When we face struggle and pain in our life, our reaction is to take the path of least resistance, to run away from them, wish for them to get over. But here a mother is praying for her daughter to sense pain because she knows it’s better to sense it than not sense it.
“Consider it all joy, my brethren, when you encounter various trials, knowing that the testing of your faith produces endurance” (James 1:2-3). Joy is counter-intuitive to pain. How can I be joyful when all I am going through is pain? But Paul says “sorrowful, yet rejoicing” (2 Corinthians 6:10). “Though the sorrow may last for the night but joy comes in the morning?” But Paul says “sorrowful, yet rejoicing.” Paul is not trying to run from the pain cause he has a different perspective which makes him want to rejoice instead. Similarly James considers trials a matter of joy, because they know that the pain we feel makes us mature and stronger in Christ than feeling no pain at all. “Not only so, but we also glory in our sufferings, because we know that suffering produces perseverance; perseverance, character; and character, hope.” (Romans 5:3-4)

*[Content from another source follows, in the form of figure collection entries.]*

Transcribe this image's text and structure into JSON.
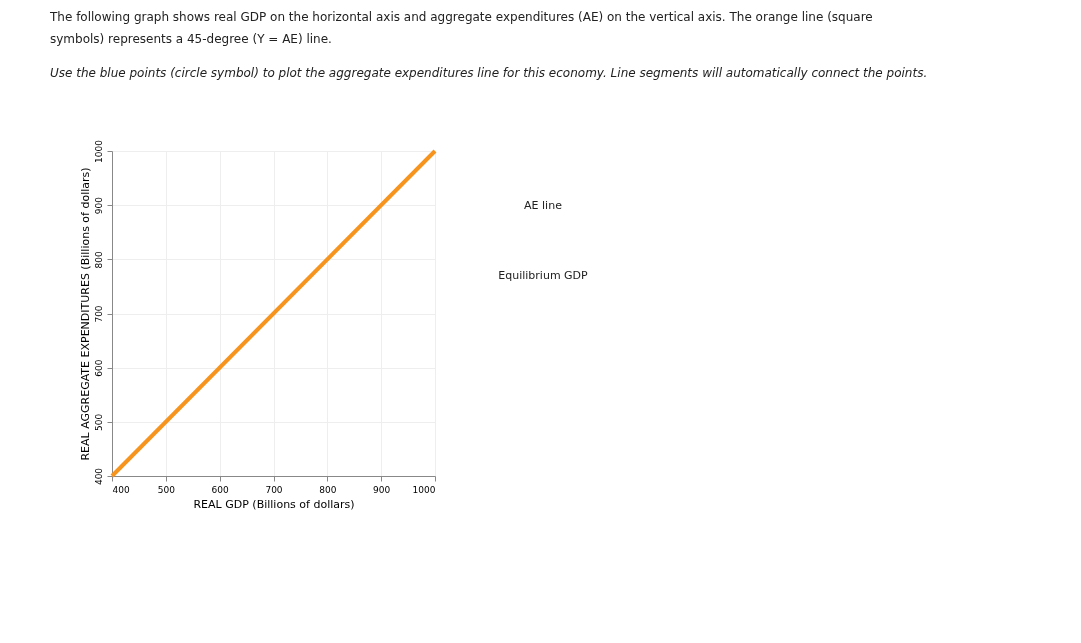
{
  "chart_data": {
    "type": "line",
    "title": [
      "The following graph shows real GDP on the horizontal axis and aggregate expenditures (AE) on the vertical axis. The orange line (square",
      "symbols) represents a 45-degree (Y = AE) line."
    ],
    "subtitle": "Use the blue points (circle symbol) to plot the aggregate expenditures line for this economy. Line segments will automatically connect the points.",
    "xlabel": "REAL GDP (Billions of dollars)",
    "ylabel": "REAL AGGREGATE EXPENDITURES (Billions of dollars)",
    "x": [
      400,
      1000
    ],
    "series": [
      {
        "color": "#f7941d",
        "values": [
          400,
          1000
        ]
      }
    ],
    "xlim": [
      400,
      1000
    ],
    "ylim": [
      400,
      1000
    ],
    "xticks": [
      400,
      500,
      600,
      700,
      800,
      900,
      1000
    ],
    "yticks": [
      400,
      500,
      600,
      700,
      800,
      900,
      1000
    ],
    "grid": true,
    "marker": "none",
    "line_style": "solid",
    "annotations": [
      "AE line",
      "Equilibrium GDP"
    ]
  }
}
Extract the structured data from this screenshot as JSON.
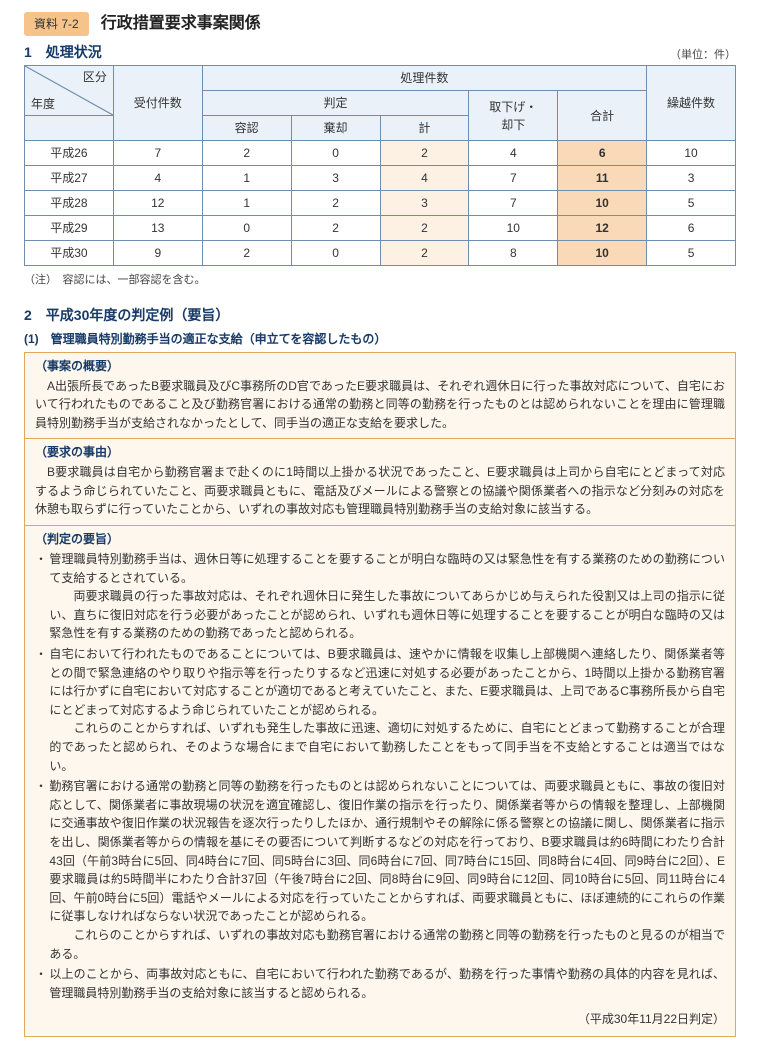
{
  "header": {
    "tag": "資料 7-2",
    "title": "行政措置要求事案関係"
  },
  "section1": {
    "title": "1　処理状況",
    "unit": "（単位：件）",
    "colHeaders": {
      "kubun": "区分",
      "nendo": "年度",
      "uketsuke": "受付件数",
      "shori": "処理件数",
      "hantei": "判定",
      "younin": "容認",
      "kikyaku": "棄却",
      "kei": "計",
      "torisage": "取下げ・\n却下",
      "goukei": "合計",
      "kurikoshi": "繰越件数"
    },
    "rows": [
      {
        "year": "平成26",
        "uketsuke": 7,
        "younin": 2,
        "kikyaku": 0,
        "kei": 2,
        "torisage": 4,
        "goukei": 6,
        "kurikoshi": 10
      },
      {
        "year": "平成27",
        "uketsuke": 4,
        "younin": 1,
        "kikyaku": 3,
        "kei": 4,
        "torisage": 7,
        "goukei": 11,
        "kurikoshi": 3
      },
      {
        "year": "平成28",
        "uketsuke": 12,
        "younin": 1,
        "kikyaku": 2,
        "kei": 3,
        "torisage": 7,
        "goukei": 10,
        "kurikoshi": 5
      },
      {
        "year": "平成29",
        "uketsuke": 13,
        "younin": 0,
        "kikyaku": 2,
        "kei": 2,
        "torisage": 10,
        "goukei": 12,
        "kurikoshi": 6
      },
      {
        "year": "平成30",
        "uketsuke": 9,
        "younin": 2,
        "kikyaku": 0,
        "kei": 2,
        "torisage": 8,
        "goukei": 10,
        "kurikoshi": 5
      }
    ],
    "note": "（注）　容認には、一部容認を含む。"
  },
  "section2": {
    "title": "2　平成30年度の判定例（要旨）",
    "sub": "(1)　管理職員特別勤務手当の適正な支給（申立てを容認したもの）",
    "case": {
      "h1": "（事案の概要）",
      "p1": "A出張所長であったB要求職員及びC事務所のD官であったE要求職員は、それぞれ週休日に行った事故対応について、自宅において行われたものであること及び勤務官署における通常の勤務と同等の勤務を行ったものとは認められないことを理由に管理職員特別勤務手当が支給されなかったとして、同手当の適正な支給を要求した。",
      "h2": "（要求の事由）",
      "p2": "B要求職員は自宅から勤務官署まで赴くのに1時間以上掛かる状況であったこと、E要求職員は上司から自宅にとどまって対応するよう命じられていたこと、両要求職員ともに、電話及びメールによる警察との協議や関係業者への指示など分刻みの対応を休憩も取らずに行っていたことから、いずれの事故対応も管理職員特別勤務手当の支給対象に該当する。",
      "h3": "（判定の要旨）",
      "bullets": [
        "管理職員特別勤務手当は、週休日等に処理することを要することが明白な臨時の又は緊急性を有する業務のための勤務について支給するとされている。\n　両要求職員の行った事故対応は、それぞれ週休日に発生した事故についてあらかじめ与えられた役割又は上司の指示に従い、直ちに復旧対応を行う必要があったことが認められ、いずれも週休日等に処理することを要することが明白な臨時の又は緊急性を有する業務のための勤務であったと認められる。",
        "自宅において行われたものであることについては、B要求職員は、速やかに情報を収集し上部機関へ連絡したり、関係業者等との間で緊急連絡のやり取りや指示等を行ったりするなど迅速に対処する必要があったことから、1時間以上掛かる勤務官署には行かずに自宅において対応することが適切であると考えていたこと、また、E要求職員は、上司であるC事務所長から自宅にとどまって対応するよう命じられていたことが認められる。\n　これらのことからすれば、いずれも発生した事故に迅速、適切に対処するために、自宅にとどまって勤務することが合理的であったと認められ、そのような場合にまで自宅において勤務したことをもって同手当を不支給とすることは適当ではない。",
        "勤務官署における通常の勤務と同等の勤務を行ったものとは認められないことについては、両要求職員ともに、事故の復旧対応として、関係業者に事故現場の状況を適宜確認し、復旧作業の指示を行ったり、関係業者等からの情報を整理し、上部機関に交通事故や復旧作業の状況報告を逐次行ったりしたほか、通行規制やその解除に係る警察との協議に関し、関係業者に指示を出し、関係業者等からの情報を基にその要否について判断するなどの対応を行っており、B要求職員は約6時間にわたり合計43回（午前3時台に5回、同4時台に7回、同5時台に3回、同6時台に7回、同7時台に15回、同8時台に4回、同9時台に2回）、E要求職員は約5時間半にわたり合計37回（午後7時台に2回、同8時台に9回、同9時台に12回、同10時台に5回、同11時台に4回、午前0時台に5回）電話やメールによる対応を行っていたことからすれば、両要求職員ともに、ほぼ連続的にこれらの作業に従事しなければならない状況であったことが認められる。\n　これらのことからすれば、いずれの事故対応も勤務官署における通常の勤務と同等の勤務を行ったものと見るのが相当である。",
        "以上のことから、両事故対応ともに、自宅において行われた勤務であるが、勤務を行った事情や勤務の具体的内容を見れば、管理職員特別勤務手当の支給対象に該当すると認められる。"
      ],
      "date": "（平成30年11月22日判定）"
    }
  }
}
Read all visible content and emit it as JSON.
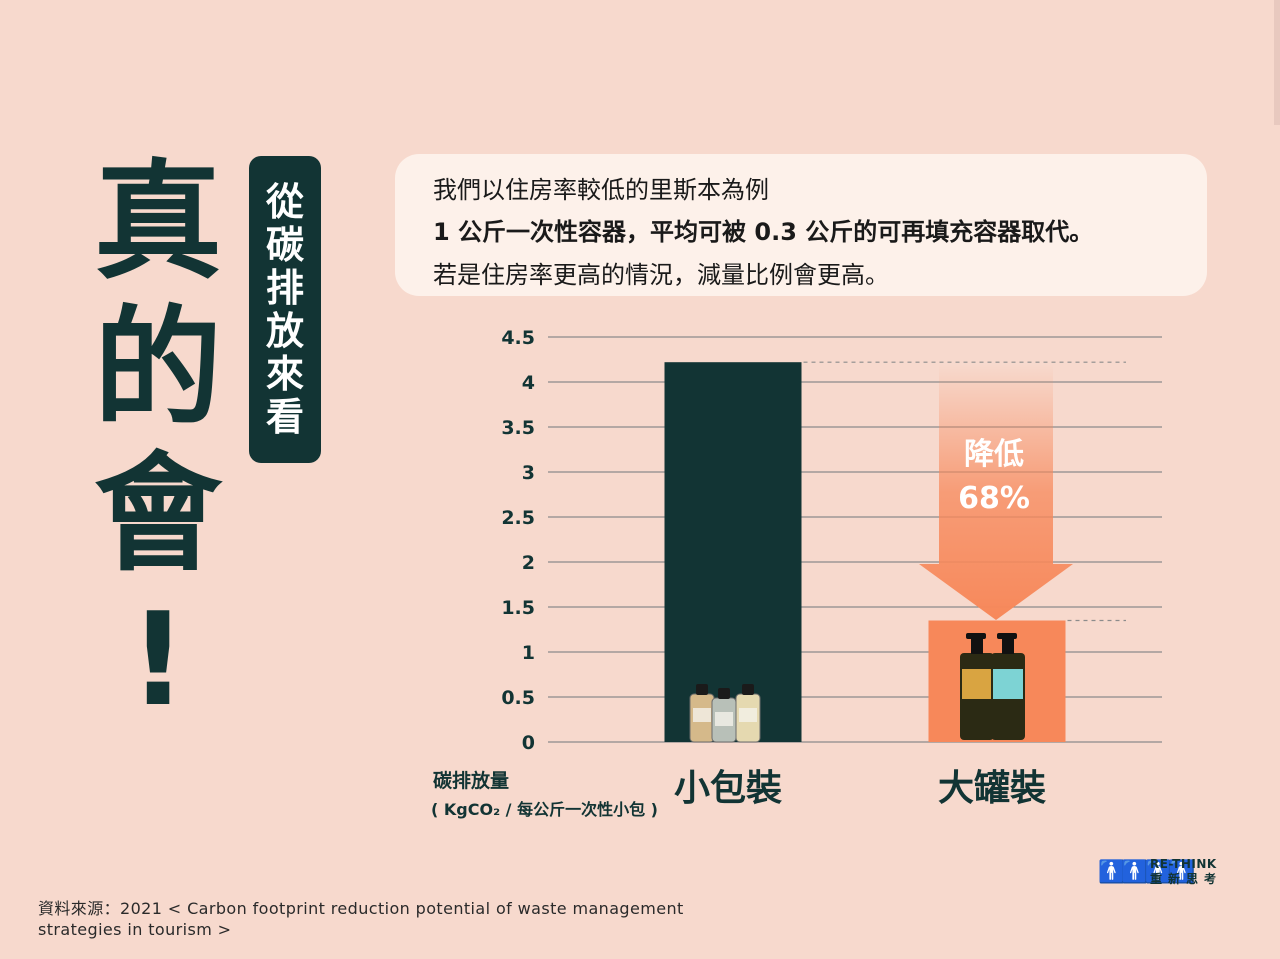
{
  "headline": [
    "真",
    "的",
    "會",
    "!"
  ],
  "tag": [
    "從",
    "碳",
    "排",
    "放",
    "來",
    "看"
  ],
  "note": {
    "line1": "我們以住房率較低的里斯本為例",
    "line2": "1 公斤一次性容器，平均可被 0.3 公斤的可再填充容器取代。",
    "line3": "若是住房率更高的情況，減量比例會更高。"
  },
  "arrow": {
    "line1": "降低",
    "line2": "68%"
  },
  "ylabel_line1": "碳排放量",
  "ylabel_line2": "( KgCO₂ / 每公斤一次性小包 )",
  "chart_data": {
    "type": "bar",
    "categories": [
      "小包裝",
      "大罐裝"
    ],
    "values": [
      4.22,
      1.35
    ],
    "ylim": [
      0,
      4.5
    ],
    "yticks": [
      "0",
      "0.5",
      "1",
      "1.5",
      "2",
      "2.5",
      "3",
      "3.5",
      "4",
      "4.5"
    ],
    "grid": true,
    "colors": [
      "#123434",
      "#f7885a"
    ]
  },
  "source_line1": "資料來源：2021 < Carbon footprint reduction potential of waste management",
  "source_line2": "strategies in tourism >",
  "logo": {
    "en": "RE-THINK",
    "zh": "重新思考",
    "icon": "people-icon"
  }
}
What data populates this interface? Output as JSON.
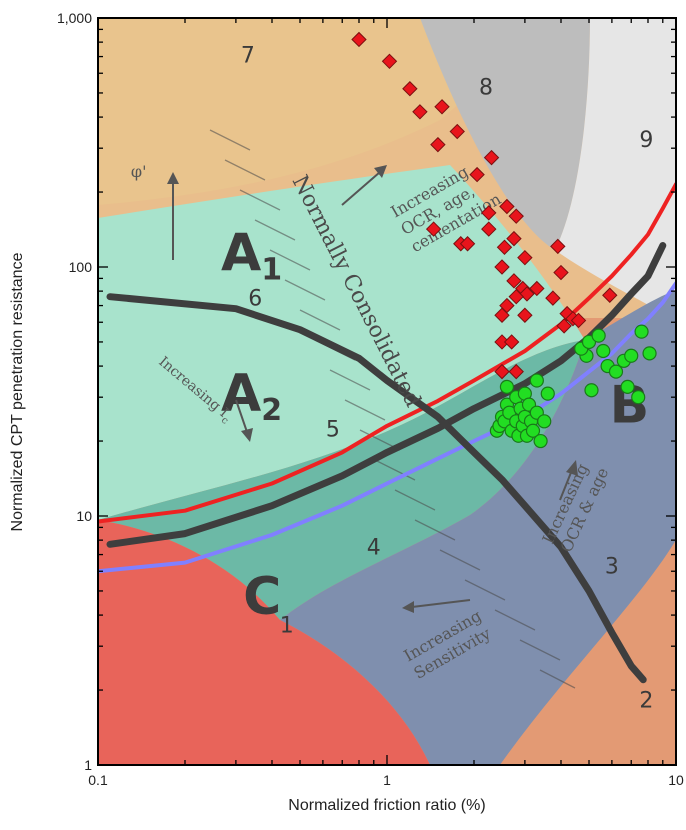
{
  "chart_data": {
    "type": "scatter",
    "title": "",
    "xlabel": "Normalized friction ratio (%)",
    "ylabel": "Normalized CPT penetration resistance",
    "xscale": "log",
    "yscale": "log",
    "xlim": [
      0.1,
      10
    ],
    "ylim": [
      1,
      1000
    ],
    "x_ticks": [
      0.1,
      1,
      10
    ],
    "x_tick_labels": [
      "0.1",
      "1",
      "10"
    ],
    "y_ticks": [
      1,
      10,
      100,
      1000
    ],
    "y_tick_labels": [
      "1",
      "10",
      "100",
      "1,000"
    ],
    "grid": false,
    "zones": [
      {
        "id": "1",
        "color": "#e8645a"
      },
      {
        "id": "2",
        "color": "#e39a74"
      },
      {
        "id": "3",
        "color": "#7f8fae"
      },
      {
        "id": "4",
        "color": "#6cb9a6"
      },
      {
        "id": "5",
        "color": "#a8e3cc"
      },
      {
        "id": "6",
        "color": "#e9c48d"
      },
      {
        "id": "7",
        "color": "#e9be8c"
      },
      {
        "id": "8",
        "color": "#bdbdbd"
      },
      {
        "id": "9",
        "color": "#e6e6e6"
      }
    ],
    "zone_labels": [
      {
        "text": "1",
        "x": 0.45,
        "y": 3.6
      },
      {
        "text": "2",
        "x": 7.9,
        "y": 1.8
      },
      {
        "text": "3",
        "x": 6.0,
        "y": 6.2
      },
      {
        "text": "4",
        "x": 0.9,
        "y": 7.4
      },
      {
        "text": "5",
        "x": 0.65,
        "y": 22
      },
      {
        "text": "6",
        "x": 0.35,
        "y": 74
      },
      {
        "text": "7",
        "x": 0.33,
        "y": 700
      },
      {
        "text": "8",
        "x": 2.2,
        "y": 520
      },
      {
        "text": "9",
        "x": 7.9,
        "y": 320
      }
    ],
    "group_labels": [
      {
        "text": "A",
        "sub": "1",
        "x": 0.34,
        "y": 110
      },
      {
        "text": "A",
        "sub": "2",
        "x": 0.34,
        "y": 30
      },
      {
        "text": "B",
        "sub": "",
        "x": 6.9,
        "y": 27
      },
      {
        "text": "C",
        "sub": "",
        "x": 0.37,
        "y": 4.6
      }
    ],
    "annotations": [
      {
        "text": "φ'",
        "x": 0.13,
        "y": 230
      },
      {
        "lines": [
          "Increasing",
          "OCR, age,",
          "cementation"
        ]
      },
      {
        "text": "Normally Consolidated"
      },
      {
        "lines": [
          "Increasing",
          "OCR & age"
        ]
      },
      {
        "lines": [
          "Increasing",
          "Sensitivity"
        ]
      },
      {
        "text": "Increasing I",
        "sub": "c"
      }
    ],
    "series": [
      {
        "marker": "diamond",
        "color": "#e8141c",
        "points": [
          [
            0.8,
            820
          ],
          [
            1.02,
            670
          ],
          [
            1.2,
            520
          ],
          [
            1.3,
            420
          ],
          [
            1.55,
            440
          ],
          [
            1.5,
            310
          ],
          [
            1.75,
            350
          ],
          [
            2.05,
            235
          ],
          [
            2.3,
            275
          ],
          [
            1.45,
            142
          ],
          [
            1.8,
            124
          ],
          [
            1.9,
            124
          ],
          [
            2.25,
            165
          ],
          [
            2.25,
            142
          ],
          [
            2.6,
            175
          ],
          [
            2.8,
            160
          ],
          [
            2.75,
            130
          ],
          [
            2.55,
            120
          ],
          [
            2.5,
            100
          ],
          [
            3.0,
            109
          ],
          [
            3.9,
            121
          ],
          [
            4.0,
            95
          ],
          [
            2.75,
            88
          ],
          [
            2.95,
            82
          ],
          [
            3.05,
            78
          ],
          [
            3.3,
            82
          ],
          [
            2.8,
            76
          ],
          [
            3.75,
            75
          ],
          [
            2.6,
            70
          ],
          [
            2.5,
            64
          ],
          [
            3.0,
            64
          ],
          [
            4.2,
            65
          ],
          [
            4.4,
            62
          ],
          [
            4.6,
            61
          ],
          [
            5.9,
            77
          ],
          [
            4.1,
            58
          ],
          [
            2.5,
            50
          ],
          [
            2.7,
            50
          ],
          [
            2.5,
            38
          ],
          [
            2.8,
            38
          ]
        ]
      },
      {
        "marker": "circle",
        "color": "#22dd22",
        "points": [
          [
            2.4,
            22
          ],
          [
            2.45,
            23
          ],
          [
            2.5,
            25
          ],
          [
            2.55,
            24
          ],
          [
            2.6,
            28
          ],
          [
            2.65,
            26
          ],
          [
            2.7,
            22
          ],
          [
            2.8,
            30
          ],
          [
            2.8,
            24
          ],
          [
            2.85,
            21
          ],
          [
            2.9,
            27
          ],
          [
            2.95,
            23
          ],
          [
            3.0,
            25
          ],
          [
            3.0,
            31
          ],
          [
            3.05,
            21
          ],
          [
            3.1,
            28
          ],
          [
            3.15,
            24
          ],
          [
            3.2,
            22
          ],
          [
            3.3,
            26
          ],
          [
            3.3,
            35
          ],
          [
            3.4,
            20
          ],
          [
            3.5,
            24
          ],
          [
            3.6,
            31
          ],
          [
            2.6,
            33
          ],
          [
            4.9,
            44
          ],
          [
            4.7,
            47
          ],
          [
            5.0,
            50
          ],
          [
            5.4,
            53
          ],
          [
            5.6,
            46
          ],
          [
            5.8,
            40
          ],
          [
            6.2,
            38
          ],
          [
            6.6,
            42
          ],
          [
            7.0,
            44
          ],
          [
            7.4,
            30
          ],
          [
            6.8,
            33
          ],
          [
            7.6,
            55
          ],
          [
            8.1,
            45
          ],
          [
            5.1,
            32
          ]
        ]
      }
    ],
    "curves": [
      {
        "color": "#ee2222",
        "width": 4,
        "points": [
          [
            0.1,
            9.5
          ],
          [
            0.2,
            10.5
          ],
          [
            0.4,
            13.5
          ],
          [
            0.7,
            18
          ],
          [
            1.0,
            23
          ],
          [
            1.5,
            29
          ],
          [
            2.0,
            35
          ],
          [
            3.0,
            46
          ],
          [
            4.0,
            59
          ],
          [
            5.0,
            75
          ],
          [
            6.0,
            92
          ],
          [
            7.0,
            112
          ],
          [
            8.0,
            135
          ],
          [
            9.0,
            172
          ],
          [
            10.0,
            215
          ]
        ]
      },
      {
        "color": "#8080ff",
        "width": 4,
        "points": [
          [
            0.1,
            6.0
          ],
          [
            0.2,
            6.5
          ],
          [
            0.4,
            8.4
          ],
          [
            0.7,
            11
          ],
          [
            1.0,
            13.5
          ],
          [
            1.5,
            17
          ],
          [
            2.0,
            20
          ],
          [
            3.0,
            25
          ],
          [
            4.0,
            31
          ],
          [
            5.0,
            38
          ],
          [
            6.0,
            45
          ],
          [
            7.0,
            54
          ],
          [
            8.0,
            62
          ],
          [
            9.0,
            72
          ],
          [
            10.0,
            86
          ]
        ]
      },
      {
        "color": "#3e3e3e",
        "width": 7,
        "points": [
          [
            0.11,
            7.7
          ],
          [
            0.2,
            8.5
          ],
          [
            0.4,
            11
          ],
          [
            0.7,
            14.5
          ],
          [
            1.0,
            18
          ],
          [
            1.5,
            22.5
          ],
          [
            2.0,
            27
          ],
          [
            3.0,
            34
          ],
          [
            4.0,
            42
          ],
          [
            5.0,
            52
          ],
          [
            6.0,
            64
          ],
          [
            7.0,
            78
          ],
          [
            8.0,
            92
          ],
          [
            9.0,
            122
          ]
        ]
      },
      {
        "color": "#3e3e3e",
        "width": 7,
        "points": [
          [
            0.11,
            76
          ],
          [
            0.3,
            68
          ],
          [
            0.5,
            56
          ],
          [
            0.8,
            43
          ],
          [
            1.0,
            35
          ],
          [
            1.5,
            25
          ],
          [
            2.0,
            18
          ],
          [
            2.5,
            14
          ],
          [
            3.0,
            11
          ],
          [
            4.0,
            7.5
          ],
          [
            5.0,
            5.0
          ],
          [
            6.0,
            3.4
          ],
          [
            7.0,
            2.5
          ],
          [
            7.7,
            2.2
          ]
        ]
      }
    ]
  }
}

Rejoicing also comes with the promises that he has for us. “And we know that in all things God works for the good of those who love him” (Romans 8:28). Even though I have a heartbreak, even though my boss fired me, even though my start up idea never got funded, even though my loved one is sick, even though I can’t reason my situation, I know that he will make it all work together for my good. And my good is the deeper knowledge of Christ and to fall deeper in love with Christ. He uses my situations and draws me closer to him. If I can believe that my pain can draw me closer to Christ, I can rejoice and I must rejoice because his promise never fails.